After that, it was time to go to the airport.
My whole being felt anchored, and it wasn’t just because of the heavy lunch. I was holding back tears, only slightly more successful than a kid reluctantly leaving toy store. How could it be time to leave already?
I shared my distress with a few people. My friend said it was because of the scuba diving – it changes you, he said. I couldn’t agree more but there was more to it than that. Oh everyone who comes to Sri Lanka says the same thing, uncle Upali said. If they do, I say we all form a support group and nurse our heartbreaks together.
The thing about Sri Lanka, the wonderful, amazing, beautiful thing about Sri Lanka, is that being there felt just like home.
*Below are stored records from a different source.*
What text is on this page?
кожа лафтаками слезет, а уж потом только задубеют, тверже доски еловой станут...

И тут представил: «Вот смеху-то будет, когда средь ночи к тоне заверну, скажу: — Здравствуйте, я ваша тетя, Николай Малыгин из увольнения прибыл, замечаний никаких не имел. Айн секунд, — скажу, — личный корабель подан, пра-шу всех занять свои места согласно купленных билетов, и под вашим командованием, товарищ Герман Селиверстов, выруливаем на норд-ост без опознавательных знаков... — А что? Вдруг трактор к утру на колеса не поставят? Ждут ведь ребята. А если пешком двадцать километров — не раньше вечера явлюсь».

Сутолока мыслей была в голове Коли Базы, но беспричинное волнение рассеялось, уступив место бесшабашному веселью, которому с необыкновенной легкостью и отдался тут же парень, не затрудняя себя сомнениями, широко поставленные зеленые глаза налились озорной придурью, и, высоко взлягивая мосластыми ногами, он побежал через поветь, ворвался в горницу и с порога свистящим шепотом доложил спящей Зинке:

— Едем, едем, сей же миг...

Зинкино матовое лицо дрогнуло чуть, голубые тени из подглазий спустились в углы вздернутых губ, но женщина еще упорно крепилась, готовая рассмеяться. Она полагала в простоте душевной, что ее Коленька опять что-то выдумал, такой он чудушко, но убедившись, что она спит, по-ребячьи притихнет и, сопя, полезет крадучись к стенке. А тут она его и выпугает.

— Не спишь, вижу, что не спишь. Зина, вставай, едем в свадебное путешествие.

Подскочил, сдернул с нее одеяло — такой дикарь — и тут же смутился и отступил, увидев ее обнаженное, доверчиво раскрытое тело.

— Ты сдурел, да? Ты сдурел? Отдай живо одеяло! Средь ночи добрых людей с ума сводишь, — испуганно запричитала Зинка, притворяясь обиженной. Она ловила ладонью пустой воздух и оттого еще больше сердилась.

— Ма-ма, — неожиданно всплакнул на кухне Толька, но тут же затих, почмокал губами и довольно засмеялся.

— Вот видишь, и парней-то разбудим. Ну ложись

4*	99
At least for me and I know my mother will agree.
The cuisine reminded me of Kerala and Mangalore, the attire reminded me of Goa, the acres and acres of tea plantations reminded me of hill stations like Ooty and Munnar. Even the words in the Sinhalese language bare resemblance to the words in so many Indian languages.
That’s probably why the connect wasn’t apparent. I never expected to feel such a sense of familiarity, homeliness and comfort. But how could I not – after all, we are neighbours.
I know this sounds like Sri Lanka couldn’t have been a very unique experience for us. But it was. Despite all those similarities, there’s something that makes Sri Lanka and its people truly different. Something you have to experience.
Now every time I reminisce, there’s a little ache of nostalgia and a little emptiness, like I’ve left behind a small part of me in a country I grew to love in a matter of just days.
When I returned home, I told some of my friends that I felt like a teenager recovering from her first heartbreak. I still think so. But unlike most breakups, I’m going back. I don’t know when, but I will see you again Sri Lanka.